Using Python to write a general crawler of Douban and visual analysis

Big sai 2020-11-13 06:03:40
using python write general crawler


The official account of original technology :bigsai, In this paper 1024 Release , reply bigsai Take the architect to the next level pdf resources , Happy holidays , May all your wishes come true . After receiving the blessing, click one button to give back to the crab !

Preface

In one of my classes , The teacher has a task for each group , Introduce and complete a small module 、 The use of tool knowledge . But what happened to my group was python The little subject of reptiles .

I thought it was not very simple , Why ? It may not be enough to think of new time and energy , I just want to comment on Douban movie ( Short commentary ) Let's do something about it .

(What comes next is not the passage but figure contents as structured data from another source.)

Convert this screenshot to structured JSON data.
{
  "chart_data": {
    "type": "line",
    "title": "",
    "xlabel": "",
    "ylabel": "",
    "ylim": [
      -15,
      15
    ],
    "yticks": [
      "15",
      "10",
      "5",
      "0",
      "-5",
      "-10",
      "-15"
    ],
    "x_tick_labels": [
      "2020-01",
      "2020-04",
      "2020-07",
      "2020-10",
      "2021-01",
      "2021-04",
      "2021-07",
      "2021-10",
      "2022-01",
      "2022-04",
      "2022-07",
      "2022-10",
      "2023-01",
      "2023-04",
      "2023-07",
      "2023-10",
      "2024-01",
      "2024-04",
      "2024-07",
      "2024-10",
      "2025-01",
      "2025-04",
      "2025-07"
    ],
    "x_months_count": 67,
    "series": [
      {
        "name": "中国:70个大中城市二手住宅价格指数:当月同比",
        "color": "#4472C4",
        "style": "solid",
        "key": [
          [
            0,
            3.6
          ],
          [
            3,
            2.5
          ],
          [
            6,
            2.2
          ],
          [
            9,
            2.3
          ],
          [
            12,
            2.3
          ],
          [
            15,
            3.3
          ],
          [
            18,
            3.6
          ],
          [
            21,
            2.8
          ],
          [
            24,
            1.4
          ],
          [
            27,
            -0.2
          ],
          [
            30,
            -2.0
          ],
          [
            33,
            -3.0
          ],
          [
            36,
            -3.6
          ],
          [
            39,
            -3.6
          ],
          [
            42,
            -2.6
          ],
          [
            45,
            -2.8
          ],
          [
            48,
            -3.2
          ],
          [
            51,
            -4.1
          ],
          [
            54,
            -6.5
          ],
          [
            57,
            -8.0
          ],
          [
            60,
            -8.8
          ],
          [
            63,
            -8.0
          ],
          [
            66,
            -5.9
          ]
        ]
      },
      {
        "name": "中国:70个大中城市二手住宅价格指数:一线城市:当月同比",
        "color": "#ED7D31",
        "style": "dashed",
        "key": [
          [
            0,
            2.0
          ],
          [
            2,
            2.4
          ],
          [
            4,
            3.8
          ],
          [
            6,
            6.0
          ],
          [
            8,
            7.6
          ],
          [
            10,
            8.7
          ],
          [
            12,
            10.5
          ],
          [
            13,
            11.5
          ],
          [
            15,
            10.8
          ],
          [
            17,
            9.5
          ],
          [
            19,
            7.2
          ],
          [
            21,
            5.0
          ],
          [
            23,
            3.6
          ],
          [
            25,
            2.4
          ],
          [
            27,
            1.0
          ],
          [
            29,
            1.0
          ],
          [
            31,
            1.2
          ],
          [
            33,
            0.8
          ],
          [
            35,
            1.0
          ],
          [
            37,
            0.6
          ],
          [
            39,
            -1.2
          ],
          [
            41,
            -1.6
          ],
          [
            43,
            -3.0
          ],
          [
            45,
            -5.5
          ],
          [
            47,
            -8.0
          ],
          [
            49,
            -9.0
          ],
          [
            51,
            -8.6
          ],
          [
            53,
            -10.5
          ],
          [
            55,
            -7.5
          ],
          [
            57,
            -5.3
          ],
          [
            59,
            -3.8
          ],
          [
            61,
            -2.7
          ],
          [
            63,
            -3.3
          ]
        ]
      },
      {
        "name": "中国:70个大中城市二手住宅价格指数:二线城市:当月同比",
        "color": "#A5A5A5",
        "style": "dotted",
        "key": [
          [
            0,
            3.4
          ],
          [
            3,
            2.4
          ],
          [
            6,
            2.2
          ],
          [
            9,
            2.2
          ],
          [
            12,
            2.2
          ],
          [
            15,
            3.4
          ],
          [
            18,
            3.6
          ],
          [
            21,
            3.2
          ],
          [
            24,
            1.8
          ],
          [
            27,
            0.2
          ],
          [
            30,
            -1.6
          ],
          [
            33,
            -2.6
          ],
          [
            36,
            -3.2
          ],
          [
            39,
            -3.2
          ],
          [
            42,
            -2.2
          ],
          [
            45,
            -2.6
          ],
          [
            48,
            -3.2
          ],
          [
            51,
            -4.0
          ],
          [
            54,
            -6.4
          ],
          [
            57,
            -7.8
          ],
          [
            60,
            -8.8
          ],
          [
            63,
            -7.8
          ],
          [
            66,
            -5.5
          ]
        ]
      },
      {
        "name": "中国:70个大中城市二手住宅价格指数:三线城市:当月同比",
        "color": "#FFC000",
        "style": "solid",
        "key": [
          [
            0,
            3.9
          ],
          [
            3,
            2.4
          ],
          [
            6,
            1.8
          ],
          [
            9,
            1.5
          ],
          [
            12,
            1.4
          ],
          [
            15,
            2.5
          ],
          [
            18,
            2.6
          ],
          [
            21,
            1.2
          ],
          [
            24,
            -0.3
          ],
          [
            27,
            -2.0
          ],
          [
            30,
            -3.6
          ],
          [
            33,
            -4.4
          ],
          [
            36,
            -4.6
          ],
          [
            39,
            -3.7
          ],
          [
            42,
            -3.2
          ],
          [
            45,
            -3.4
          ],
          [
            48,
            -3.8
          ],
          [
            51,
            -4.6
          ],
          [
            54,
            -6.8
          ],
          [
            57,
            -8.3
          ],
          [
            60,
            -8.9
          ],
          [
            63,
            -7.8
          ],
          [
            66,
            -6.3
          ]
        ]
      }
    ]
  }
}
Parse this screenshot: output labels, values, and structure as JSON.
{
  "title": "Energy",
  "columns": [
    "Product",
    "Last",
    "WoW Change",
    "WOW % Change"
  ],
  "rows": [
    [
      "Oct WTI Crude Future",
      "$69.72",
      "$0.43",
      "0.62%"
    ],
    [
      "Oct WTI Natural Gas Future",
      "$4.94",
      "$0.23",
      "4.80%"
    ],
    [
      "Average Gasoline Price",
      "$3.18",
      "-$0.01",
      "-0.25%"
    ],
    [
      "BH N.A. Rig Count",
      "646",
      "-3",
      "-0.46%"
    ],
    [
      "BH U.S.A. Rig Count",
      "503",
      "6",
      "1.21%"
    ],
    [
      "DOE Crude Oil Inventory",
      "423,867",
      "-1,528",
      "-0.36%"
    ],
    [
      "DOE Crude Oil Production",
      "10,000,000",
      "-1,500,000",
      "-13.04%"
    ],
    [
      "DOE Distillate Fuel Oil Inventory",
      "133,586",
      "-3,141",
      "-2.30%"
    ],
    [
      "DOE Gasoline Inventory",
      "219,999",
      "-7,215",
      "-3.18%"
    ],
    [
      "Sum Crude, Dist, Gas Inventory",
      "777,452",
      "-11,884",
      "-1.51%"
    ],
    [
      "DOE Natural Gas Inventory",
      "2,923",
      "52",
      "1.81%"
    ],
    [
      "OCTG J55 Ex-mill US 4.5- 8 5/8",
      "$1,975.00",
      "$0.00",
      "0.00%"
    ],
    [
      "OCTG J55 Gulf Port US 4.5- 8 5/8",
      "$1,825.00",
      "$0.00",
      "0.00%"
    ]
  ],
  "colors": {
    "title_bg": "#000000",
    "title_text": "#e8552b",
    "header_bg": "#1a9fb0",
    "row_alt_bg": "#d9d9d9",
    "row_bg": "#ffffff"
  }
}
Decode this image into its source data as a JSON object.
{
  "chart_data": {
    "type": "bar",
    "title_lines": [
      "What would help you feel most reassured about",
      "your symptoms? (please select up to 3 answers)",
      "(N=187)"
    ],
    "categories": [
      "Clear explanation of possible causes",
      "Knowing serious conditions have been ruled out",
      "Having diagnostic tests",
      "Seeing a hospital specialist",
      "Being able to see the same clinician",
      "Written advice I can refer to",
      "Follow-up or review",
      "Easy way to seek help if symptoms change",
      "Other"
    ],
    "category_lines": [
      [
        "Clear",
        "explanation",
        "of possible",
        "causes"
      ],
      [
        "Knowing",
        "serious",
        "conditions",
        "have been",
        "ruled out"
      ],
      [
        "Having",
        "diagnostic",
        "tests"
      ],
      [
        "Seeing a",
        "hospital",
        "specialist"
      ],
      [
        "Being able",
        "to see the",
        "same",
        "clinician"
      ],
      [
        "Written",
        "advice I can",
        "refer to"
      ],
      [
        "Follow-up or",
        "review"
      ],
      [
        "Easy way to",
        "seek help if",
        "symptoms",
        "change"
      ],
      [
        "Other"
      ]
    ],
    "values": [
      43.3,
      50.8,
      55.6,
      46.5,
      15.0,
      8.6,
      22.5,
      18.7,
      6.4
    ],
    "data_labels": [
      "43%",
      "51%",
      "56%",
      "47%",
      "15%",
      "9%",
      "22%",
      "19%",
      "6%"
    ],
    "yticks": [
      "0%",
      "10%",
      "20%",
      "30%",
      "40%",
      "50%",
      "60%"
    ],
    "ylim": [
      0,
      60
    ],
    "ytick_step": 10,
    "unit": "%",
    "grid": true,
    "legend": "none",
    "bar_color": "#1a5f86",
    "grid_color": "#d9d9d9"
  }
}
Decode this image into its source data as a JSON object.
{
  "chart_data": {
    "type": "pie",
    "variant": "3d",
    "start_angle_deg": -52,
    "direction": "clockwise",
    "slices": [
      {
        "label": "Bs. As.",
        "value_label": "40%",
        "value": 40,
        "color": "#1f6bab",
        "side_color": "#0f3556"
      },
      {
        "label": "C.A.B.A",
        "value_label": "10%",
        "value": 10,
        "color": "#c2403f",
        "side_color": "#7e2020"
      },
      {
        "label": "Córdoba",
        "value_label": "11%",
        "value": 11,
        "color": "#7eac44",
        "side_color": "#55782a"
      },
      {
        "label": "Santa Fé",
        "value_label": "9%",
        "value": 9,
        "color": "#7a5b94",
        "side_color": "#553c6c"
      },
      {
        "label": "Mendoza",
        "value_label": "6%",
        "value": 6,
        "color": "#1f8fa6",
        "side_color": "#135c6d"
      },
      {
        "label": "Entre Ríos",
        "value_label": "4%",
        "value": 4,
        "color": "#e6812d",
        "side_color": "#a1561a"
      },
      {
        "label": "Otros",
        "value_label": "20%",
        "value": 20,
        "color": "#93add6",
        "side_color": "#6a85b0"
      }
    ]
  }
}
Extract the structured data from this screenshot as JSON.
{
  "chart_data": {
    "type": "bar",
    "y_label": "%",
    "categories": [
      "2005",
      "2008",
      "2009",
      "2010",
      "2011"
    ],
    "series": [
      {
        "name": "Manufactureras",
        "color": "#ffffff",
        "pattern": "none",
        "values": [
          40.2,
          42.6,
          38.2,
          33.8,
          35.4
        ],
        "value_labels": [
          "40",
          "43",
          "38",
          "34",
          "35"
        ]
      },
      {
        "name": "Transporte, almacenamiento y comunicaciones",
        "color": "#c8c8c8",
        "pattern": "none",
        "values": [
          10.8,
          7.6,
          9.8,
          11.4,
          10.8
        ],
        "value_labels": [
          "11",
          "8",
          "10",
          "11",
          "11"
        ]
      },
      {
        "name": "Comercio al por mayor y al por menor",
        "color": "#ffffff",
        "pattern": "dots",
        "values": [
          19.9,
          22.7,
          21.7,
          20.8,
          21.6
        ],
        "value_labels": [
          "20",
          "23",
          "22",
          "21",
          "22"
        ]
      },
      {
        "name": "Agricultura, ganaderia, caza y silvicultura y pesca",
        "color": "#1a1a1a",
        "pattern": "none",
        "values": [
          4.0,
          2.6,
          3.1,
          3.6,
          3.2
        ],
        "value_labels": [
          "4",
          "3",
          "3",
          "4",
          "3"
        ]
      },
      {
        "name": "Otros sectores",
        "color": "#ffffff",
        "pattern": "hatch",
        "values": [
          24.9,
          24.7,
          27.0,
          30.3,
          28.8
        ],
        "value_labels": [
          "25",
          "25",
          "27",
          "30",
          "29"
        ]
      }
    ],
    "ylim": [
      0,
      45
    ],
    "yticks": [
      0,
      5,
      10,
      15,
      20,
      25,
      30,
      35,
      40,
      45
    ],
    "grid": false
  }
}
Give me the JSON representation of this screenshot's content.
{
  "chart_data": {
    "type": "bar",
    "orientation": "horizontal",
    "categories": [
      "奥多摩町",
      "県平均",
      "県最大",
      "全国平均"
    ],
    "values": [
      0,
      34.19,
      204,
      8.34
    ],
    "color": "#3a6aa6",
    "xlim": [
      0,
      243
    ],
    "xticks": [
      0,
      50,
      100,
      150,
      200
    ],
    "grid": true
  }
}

I've written about Nezha before , But what I want to write today is as detailed as my aunt . This article mainly realizes to any movie short comment ( hot ) And the visual analysis of grabbing . That is, you just need to provide links and some basic information , He can
 Insert picture description here

analysis

For beancurds ,what shold we consider ? How to analyze ? Douban movie home page

Try this first , Open any movie , Here we use Jiang Ziya For example . Open Jiang Ziya and you will find that it is a non dynamic rendering page , That's the traditional way of rendering , Ask for this directly url You can get the data . But flip through the pages and you'll see : Users who are not logged in can only access the preferred interface , To access the following page .

image-20201022195020410

So the process should be Sign in ——> Reptiles ——> Storage ——> Visual analysis .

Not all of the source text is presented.